In Southeastern Ontario, we have eight Conservation Authorities:
Conservation Authorities, Areas, and Watersheds
Conservation Ontario represents 36 Conservation Authorities. Each Conservation Authority not only has conservation areas that they manage (and we all love hiking in them!), but more importantly the Conservation Authorities are watershed management agencies.
What does that mean and what is a watershed?!
Conservation Ontario states: “Unique to Ontario, Conservation Authorities are local watershed management agencies that deliver services and programs to protect and manage impacts on water and other natural resources in partnership with all levels of government, landowners and many other organizations.” These efforts are vital not only for conservation purposes but for the safety of the community (think flooding).
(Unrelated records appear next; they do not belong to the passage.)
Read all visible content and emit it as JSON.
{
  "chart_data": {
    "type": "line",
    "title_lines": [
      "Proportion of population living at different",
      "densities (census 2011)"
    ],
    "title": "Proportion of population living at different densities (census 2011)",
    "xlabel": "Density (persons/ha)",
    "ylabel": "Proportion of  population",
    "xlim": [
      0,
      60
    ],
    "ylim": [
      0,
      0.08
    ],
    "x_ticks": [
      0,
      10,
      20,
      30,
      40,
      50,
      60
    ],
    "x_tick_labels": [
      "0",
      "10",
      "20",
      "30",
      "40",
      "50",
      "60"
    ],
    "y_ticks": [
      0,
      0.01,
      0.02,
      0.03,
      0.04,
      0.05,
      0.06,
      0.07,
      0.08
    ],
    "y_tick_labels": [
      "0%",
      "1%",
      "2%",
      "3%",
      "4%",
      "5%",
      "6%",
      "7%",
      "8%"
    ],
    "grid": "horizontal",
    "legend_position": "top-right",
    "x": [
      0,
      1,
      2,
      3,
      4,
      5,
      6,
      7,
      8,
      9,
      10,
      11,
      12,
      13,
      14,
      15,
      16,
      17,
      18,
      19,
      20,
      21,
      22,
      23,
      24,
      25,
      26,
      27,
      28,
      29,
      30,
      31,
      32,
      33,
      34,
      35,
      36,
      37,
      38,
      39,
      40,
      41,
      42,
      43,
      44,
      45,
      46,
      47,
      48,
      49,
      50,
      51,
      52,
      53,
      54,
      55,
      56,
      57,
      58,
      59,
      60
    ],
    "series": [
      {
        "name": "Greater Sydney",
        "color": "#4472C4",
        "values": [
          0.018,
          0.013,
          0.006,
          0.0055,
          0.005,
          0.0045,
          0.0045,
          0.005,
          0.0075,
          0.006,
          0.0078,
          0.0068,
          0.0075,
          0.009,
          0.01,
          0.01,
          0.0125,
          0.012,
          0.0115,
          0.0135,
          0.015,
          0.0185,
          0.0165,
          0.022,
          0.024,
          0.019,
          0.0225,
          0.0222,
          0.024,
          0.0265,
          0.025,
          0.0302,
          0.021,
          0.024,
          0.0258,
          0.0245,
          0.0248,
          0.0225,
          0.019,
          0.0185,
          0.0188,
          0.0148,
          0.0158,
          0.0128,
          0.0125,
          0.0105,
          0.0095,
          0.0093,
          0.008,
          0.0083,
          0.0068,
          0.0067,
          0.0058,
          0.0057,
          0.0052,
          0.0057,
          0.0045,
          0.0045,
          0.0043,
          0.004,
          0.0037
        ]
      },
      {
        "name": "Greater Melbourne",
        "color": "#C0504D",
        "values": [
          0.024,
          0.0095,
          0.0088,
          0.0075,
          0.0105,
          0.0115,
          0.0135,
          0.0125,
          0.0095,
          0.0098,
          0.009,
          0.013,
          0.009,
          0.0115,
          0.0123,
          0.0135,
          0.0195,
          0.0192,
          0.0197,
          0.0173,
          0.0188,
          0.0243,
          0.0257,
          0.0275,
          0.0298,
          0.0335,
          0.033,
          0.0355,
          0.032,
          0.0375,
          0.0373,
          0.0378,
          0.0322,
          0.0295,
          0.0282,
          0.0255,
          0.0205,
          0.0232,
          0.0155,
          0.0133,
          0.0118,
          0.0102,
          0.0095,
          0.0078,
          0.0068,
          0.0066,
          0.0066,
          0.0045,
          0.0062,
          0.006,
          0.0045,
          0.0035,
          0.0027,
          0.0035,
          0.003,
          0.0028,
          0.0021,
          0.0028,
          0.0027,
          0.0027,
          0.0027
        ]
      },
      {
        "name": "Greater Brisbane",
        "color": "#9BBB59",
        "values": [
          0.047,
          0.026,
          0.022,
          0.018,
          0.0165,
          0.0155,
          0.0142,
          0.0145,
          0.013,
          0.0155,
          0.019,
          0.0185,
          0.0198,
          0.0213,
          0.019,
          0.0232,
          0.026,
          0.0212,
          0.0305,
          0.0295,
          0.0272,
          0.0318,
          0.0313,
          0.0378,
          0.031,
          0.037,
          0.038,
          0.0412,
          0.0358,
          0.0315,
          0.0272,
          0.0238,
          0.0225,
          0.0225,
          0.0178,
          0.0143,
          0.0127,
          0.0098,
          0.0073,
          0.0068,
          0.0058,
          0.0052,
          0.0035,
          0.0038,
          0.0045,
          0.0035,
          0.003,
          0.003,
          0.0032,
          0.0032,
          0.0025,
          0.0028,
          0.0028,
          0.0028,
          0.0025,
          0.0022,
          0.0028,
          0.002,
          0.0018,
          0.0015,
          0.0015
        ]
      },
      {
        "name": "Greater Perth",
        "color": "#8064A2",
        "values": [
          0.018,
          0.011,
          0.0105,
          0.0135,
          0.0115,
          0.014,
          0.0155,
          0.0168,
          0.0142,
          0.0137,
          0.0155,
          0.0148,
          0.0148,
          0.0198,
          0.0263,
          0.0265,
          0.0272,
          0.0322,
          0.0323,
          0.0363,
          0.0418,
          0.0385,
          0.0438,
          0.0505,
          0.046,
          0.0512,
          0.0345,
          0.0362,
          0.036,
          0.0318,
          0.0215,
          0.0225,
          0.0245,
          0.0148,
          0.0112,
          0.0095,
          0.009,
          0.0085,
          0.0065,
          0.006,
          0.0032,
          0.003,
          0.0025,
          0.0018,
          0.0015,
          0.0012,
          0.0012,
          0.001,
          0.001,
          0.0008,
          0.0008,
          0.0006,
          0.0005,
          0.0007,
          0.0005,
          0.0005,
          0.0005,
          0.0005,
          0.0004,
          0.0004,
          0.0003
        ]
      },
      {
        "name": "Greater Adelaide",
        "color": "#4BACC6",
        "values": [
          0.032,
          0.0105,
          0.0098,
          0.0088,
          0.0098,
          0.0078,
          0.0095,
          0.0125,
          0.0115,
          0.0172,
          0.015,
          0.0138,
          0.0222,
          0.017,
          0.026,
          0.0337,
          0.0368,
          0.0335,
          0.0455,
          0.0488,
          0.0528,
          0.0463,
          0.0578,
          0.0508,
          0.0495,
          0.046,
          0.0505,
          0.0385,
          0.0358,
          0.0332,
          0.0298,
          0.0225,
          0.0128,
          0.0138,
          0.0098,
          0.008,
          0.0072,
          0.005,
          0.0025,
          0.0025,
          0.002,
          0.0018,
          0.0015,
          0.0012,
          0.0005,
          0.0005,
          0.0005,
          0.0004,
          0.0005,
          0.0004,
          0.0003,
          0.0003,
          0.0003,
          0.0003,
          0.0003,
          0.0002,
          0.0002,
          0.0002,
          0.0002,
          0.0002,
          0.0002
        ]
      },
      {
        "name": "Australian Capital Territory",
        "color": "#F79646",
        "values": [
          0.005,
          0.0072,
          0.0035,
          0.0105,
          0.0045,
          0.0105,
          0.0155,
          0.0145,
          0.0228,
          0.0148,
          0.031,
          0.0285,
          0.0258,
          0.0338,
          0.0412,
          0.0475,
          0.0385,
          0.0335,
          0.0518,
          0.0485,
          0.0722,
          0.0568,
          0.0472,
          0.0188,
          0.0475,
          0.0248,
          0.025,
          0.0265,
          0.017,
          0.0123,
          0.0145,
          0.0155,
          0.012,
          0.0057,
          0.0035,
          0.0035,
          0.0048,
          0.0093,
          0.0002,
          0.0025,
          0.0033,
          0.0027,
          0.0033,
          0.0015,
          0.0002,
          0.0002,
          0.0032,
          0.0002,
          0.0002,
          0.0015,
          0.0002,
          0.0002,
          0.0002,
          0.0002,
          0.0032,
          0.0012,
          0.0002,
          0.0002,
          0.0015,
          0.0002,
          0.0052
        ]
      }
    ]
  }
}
Watersheds are not organized by governmental boundaries but are rather an area of land that “catches rain and snow and drains or seeps into a marsh, stream, river, lake or groundwater” learn more from Conservation Ontario.
(Image sourced from Conservation Ontario and to be used for general reference only)
Counties and Regions in Southeastern Ontario
For the sake of ease, the ‘Guide to Hiking Trails in Ottawa + Region’ and this website focuses on organizing trails by county or region. The counties, or perhaps we should say ‘municipalities’ although that’s a bit confusing isn’t it? Let’s stick with counties, the counties in Southeastern Ontario include Prescott-Russell, Stormont Dundas & Glengarry, Leeds Grenville, City of Ottawa, Lanark, Renfrew, Frontenac, Lennox + Addington, Prince Edward, and Hastings.